Welcome to the Impossible Conditions lesson!

This lesson is shown as static text below. However, it's designed to be used interactively. Click the button below to start!

  • We've seen conditional narrowing with type guards, where we can use an if to narrow a variable's type. That only works because TypeScript knows how to analyze the condition in our if.

  • TypeScript analyzes conditions for more than just narrowing. For example, if we try to use certain if conditions that are always false, that's a type error.

  • >
    let s;
    if (1 === 0) {
    s = 'it worked';
    }
    s;
    Result:
    type error: This comparison appears to be unintentional because the types '1' and '0' have no overlap.Pass Icon
  • >
    let s;
    if ('a' === 'b') {
    s = 'it worked';
    }
    s;
    Result:
    type error: This comparison appears to be unintentional because the types '"a"' and '"b"' have no overlap.Pass Icon
  • Those type error messages are nice and clear! They also give us a hint about what the TypeScript compiler is doing internally. The error messages talk about types, not values. We can conclude that the compiler isn't comparing the values themselves. Instead, it's comparing their types.

  • In the error message, TypeScript uses the word "overlap". Types overlap if they have at least one possible value in common. The literal types 1 and 0 can never hold the same value, because the type 1 can only hold the value 1 and the type 0 can only hold the value 0. Likewise for the literal types 'a' and 'b'.

  • Literal types are the simplest example of this, but it also applies to more complex types. If the types can't possibly overlap, we'll get the same kind of type error.

  • >
    type User = {
    username: string
    };
    const amir: User = {username: 'amir'};

    type Album = {
    albumName: string
    };
    const kindOfBlue: Album = {albumName: 'Kind of Blue'};

    let s;
    if (amir === kindOfBlue) {
    s = 'it worked';
    }
    s;
    Result:
    type error: This comparison appears to be unintentional because the types 'User' and 'Album' have no overlap.Pass Icon
  • TypeScript can't stop us from ever writing an impossible condition. It only prevents conditions where the types themselves make the condition impossible.

  • Here are some examples of conditions that are clearly impossible, but are allowed because the types could theoretically hold equal values:

  • >
    const zero: number = 0;
    const one: number = 1;

    let s;
    if (zero === one) {
    s = 'they are equal';
    } else {
    s = 'they are not equal';
    }
    s;
    Result:
    'they are not equal'Pass Icon
  • >
    let s;
    if ('' + 'a' === 'b') {
    s = 'they are equal';
    } else {
    s = 'they are not equal';
    }
    s;
    Result:
    'they are not equal'Pass Icon
  • In the first example above, zero and one both have the type number. A number can equal another number, so the condition is allowed. TypeScript doesn't care that the actual values are 0 and 1; it doesn't even consider that! Some compilers do deeper value analysis in that way, but TypeScript isn't one of them.

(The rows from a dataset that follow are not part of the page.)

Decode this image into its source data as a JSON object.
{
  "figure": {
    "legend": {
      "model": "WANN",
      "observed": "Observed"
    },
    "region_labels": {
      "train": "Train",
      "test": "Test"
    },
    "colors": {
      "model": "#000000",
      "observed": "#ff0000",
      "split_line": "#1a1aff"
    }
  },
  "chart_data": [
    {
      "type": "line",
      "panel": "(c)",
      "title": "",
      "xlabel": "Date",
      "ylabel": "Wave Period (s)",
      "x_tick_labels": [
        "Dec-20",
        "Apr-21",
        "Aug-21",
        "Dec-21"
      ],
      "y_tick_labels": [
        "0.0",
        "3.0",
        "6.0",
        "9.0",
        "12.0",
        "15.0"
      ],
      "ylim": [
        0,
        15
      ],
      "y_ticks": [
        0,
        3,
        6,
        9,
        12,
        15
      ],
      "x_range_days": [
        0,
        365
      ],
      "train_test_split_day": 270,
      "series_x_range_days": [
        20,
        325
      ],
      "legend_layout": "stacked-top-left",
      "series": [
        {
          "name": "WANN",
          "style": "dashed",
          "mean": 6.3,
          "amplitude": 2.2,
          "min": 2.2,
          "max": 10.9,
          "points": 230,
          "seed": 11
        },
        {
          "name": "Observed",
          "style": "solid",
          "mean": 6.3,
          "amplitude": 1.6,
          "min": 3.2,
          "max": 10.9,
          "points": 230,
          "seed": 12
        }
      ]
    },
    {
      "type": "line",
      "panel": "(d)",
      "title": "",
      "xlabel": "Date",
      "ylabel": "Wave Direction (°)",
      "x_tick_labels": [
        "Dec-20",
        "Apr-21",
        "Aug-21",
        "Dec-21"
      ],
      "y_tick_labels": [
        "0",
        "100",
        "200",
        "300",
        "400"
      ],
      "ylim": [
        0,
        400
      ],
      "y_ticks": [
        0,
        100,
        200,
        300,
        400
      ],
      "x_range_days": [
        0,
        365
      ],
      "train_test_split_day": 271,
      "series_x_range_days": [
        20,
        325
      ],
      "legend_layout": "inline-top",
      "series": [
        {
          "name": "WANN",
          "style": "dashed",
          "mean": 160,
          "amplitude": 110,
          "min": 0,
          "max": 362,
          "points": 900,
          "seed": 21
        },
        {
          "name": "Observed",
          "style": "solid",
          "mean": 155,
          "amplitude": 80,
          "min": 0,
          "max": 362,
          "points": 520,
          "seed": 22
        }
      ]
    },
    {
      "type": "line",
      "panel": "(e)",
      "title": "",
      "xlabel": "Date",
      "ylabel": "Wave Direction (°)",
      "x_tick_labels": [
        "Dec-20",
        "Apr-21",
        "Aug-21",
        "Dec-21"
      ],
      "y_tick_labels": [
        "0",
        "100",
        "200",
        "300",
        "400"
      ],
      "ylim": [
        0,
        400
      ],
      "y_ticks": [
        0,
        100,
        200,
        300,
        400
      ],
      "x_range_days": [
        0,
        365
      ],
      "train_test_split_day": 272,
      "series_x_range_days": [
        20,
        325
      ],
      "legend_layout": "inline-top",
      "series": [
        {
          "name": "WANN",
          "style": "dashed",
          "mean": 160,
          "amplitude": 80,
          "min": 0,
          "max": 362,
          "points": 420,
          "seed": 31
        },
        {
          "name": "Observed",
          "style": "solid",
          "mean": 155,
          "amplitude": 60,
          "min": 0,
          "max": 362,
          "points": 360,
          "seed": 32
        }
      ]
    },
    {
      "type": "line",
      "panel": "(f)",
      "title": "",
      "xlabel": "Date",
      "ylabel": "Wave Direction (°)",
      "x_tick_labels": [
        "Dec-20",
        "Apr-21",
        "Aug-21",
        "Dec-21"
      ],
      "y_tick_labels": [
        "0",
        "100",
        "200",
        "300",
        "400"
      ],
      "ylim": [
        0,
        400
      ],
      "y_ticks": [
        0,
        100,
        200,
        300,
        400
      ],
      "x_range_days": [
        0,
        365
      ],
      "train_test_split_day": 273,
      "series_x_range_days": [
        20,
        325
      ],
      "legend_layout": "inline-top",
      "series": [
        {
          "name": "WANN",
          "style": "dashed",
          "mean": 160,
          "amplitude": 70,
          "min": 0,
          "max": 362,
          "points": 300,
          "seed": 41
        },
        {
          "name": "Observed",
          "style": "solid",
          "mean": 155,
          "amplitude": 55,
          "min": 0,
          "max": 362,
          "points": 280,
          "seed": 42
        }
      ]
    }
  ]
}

  • The second example does '' + 'a'. Those two strings have the literal types '' and 'a'. However, when using the + operator on strings, we always get a string back. The same is true for all operators: in 1 * 2, the numbers themselves have literal types, but the overall expression gives us a number. This is a design decision made by the TypeScript team: operators don't return literal types.

  • As human programmers, we can see that '' + 'a' will definitely give the value 'a', but the compiler doesn't know that. On the other side of '' + 'a' === 'b', the expression 'b' still has the literal type 'b'. A string could theoretically be equal to the literal type 'b', so the condition is allowed.

  • These impossible conditions are another case of TypeScript preventing bugs for us. If we compare two values whose types can never be equal, that's a mistake that we want to know about!